Figure 3. Vitiligo-associated decrease of the proportion of NOS2 positive γδ T cells in primary melanoma and TdLNs.

(A) Representative microscopy images showing γδ T cells positive for NOS2 from cells derived from TdLNs of RetNV or RetV mice and stained with antibodies to TCR γδ (red), NOS2 (green) and counterstained with DAPI (blue). Arrows indicate NOS2 expressing γδ T cells. Bars 10 µM. 40 X objective. (B, C) Quantification of NOS2 positive γδ T cells in TdLN (B) from RetNV (n = 7) and RetV (n = 6) and in primary melanoma (C) from RetNV and RetV (n = 4 each). It was performed from 500 to 1500 γδ T cells. Each point represents individual mouse. Bars are mean ± SEM. *P < 0.05, **P < 0.01 (Mann-Whitney test).

Figure 4. In vivo neutralization of IL-1β and IL-6 slows down metastasis formation and reduced PMN-MDSCs and γδ T cell infiltration within primary tumors and spleen.

(A, B) 3-month follow-up of melanoma development from Ret mice untreated (n = 12) or treated either with antibodies neutralizing IL-1β and IL-6 (n = 12) or with IL-1 receptor antagonist (anakinra) (n = 14). Time courses of primary tumor (A), cutaneous metastasis (B) and vitiligo (C) onsets. (D) Protein levels of IL-1β and IL-6 in primary tumor extracts, from Ret (n = 4) and Ret treated (n = 4) mice, determined by multiplex ELISA. (E-H) Analyses of immune cell proportions within primary tumors (E) and spleen (G) represented as parts of whole. Percentages of PMN-MDSCs and γδ T cells among CD45⁺ cells within primary tumors (F) or spleen (H) from Ret (n = 9 and 8) and Ret treated (n = 7 and 11 respectively) mice. Each point represents individual mouse. Bars are mean ± SEM. *P < 0.05, **P < 0.01. Wilcoxon test (A, B), Mann-Whitney test (D, F, H).

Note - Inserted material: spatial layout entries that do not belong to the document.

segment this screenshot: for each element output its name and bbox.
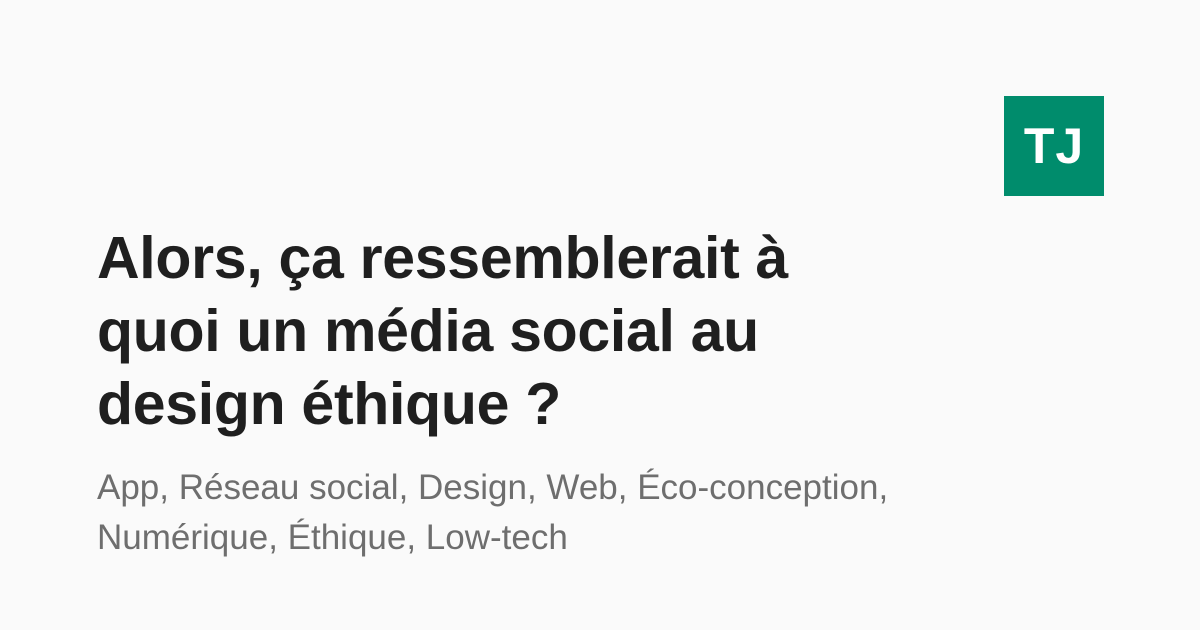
article-title: Alors, ça ressemblerait à quoi un média … bbox=[97, 225, 789, 437]
logo-text: TJ bbox=[1023, 118, 1085, 174]
site-logo: TJ bbox=[1004, 96, 1104, 196]
article-tags: App, Réseau social, Design, Web, Éco-con… bbox=[97, 468, 889, 557]
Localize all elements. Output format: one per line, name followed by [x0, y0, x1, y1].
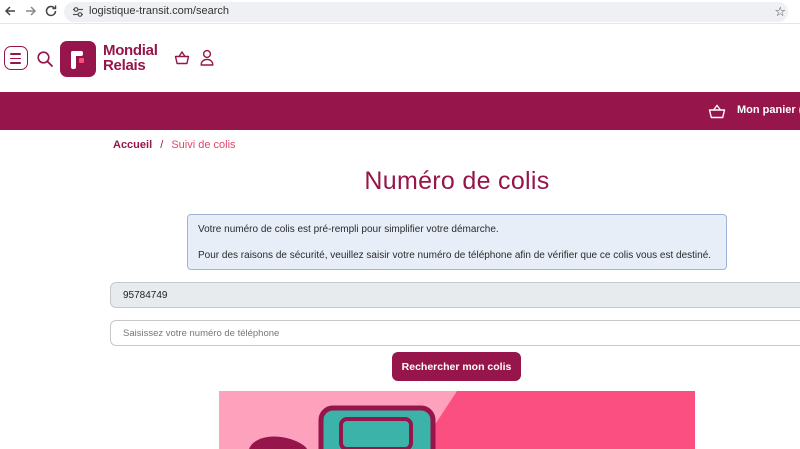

Figure 5. In vivo neutralization of IL-1β and IL-6 suppresses NOS2 expression in γδ T cells.

(A-C) 3 month old Ret mice were treated or not during 2 weeks with antibodies neutralizing IL-1β and IL-6. (A, B) NOS2 expression was analyzed by microscopy in TdLNs from 5 mice in each group. Representative images showing γδ T cells positive for NOS2 derived either from untreated or treated Ret mice and stained with antibodies to TCR γδ (red), NOS2 (green) and counterstained with DAPI (blue). Bars 10 µM. 40 X objective. Arrows indicate γδ T cells. (B) NOS2 positive γδ T cells were quantified from 500 to 1500 γδ T cells. (C) Protein levels of IL-17 in primary tumor extracts, from untreated (n = 5) and treated (n = 5) Ret mice, were determined by ELISA. Each point represents individual mouse. Bars are mean ± SEM. *P < 0.05, **P < 0.01. (Mann-Whitney test).